According to Coca-Cola, it has invested more than $1.1 billion in the country since its re-entry in 1992. It operates around 23 bottling plants, some of which are located in economically underdeveloped areas of the country. It has always maintained publicly that its business practices are above board and that it engages in corporate social responsibility to offset the damage it may be causing on the ground. Its presidents and CEOs talk about “sustainability”, “water stewardship”, “energy management and climate protection”, “community development”, and so on but their words ring hollow in the face of mounting evidence to the contrary.

TERI has maintained that there is no conflict of interest in partnering with Coca-Cola.

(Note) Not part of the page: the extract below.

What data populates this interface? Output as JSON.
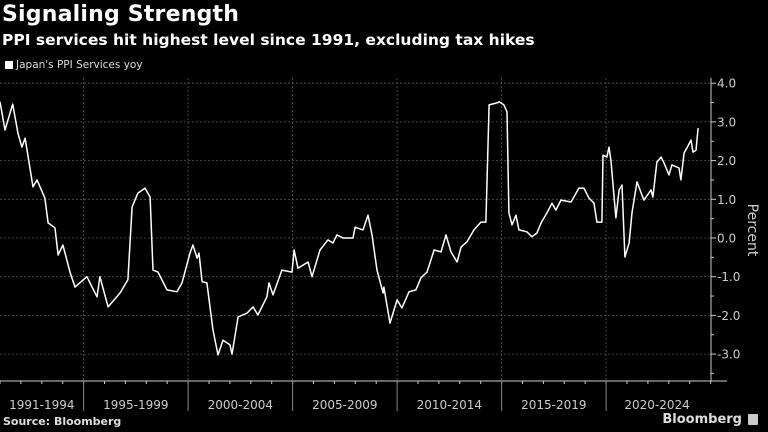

Currently, it is embroiled in the controversy over Pachauri, who went on leave in February from the post of director general of TERI following charges of sexual harassment from a junior woman employee. He also resigned from the post of Chairman of the Intergovernmental Panel on Climate Change.

On its website, TERI states that it receives support from organisations such as Deutsche Bank, HSBC, the United Nations Environment Programme, the Ford Foundation, the MacArthur Foundation and public sector undertakings such as NTPC Ltd, Steel Authority of India Ltd and NHPC Ltd.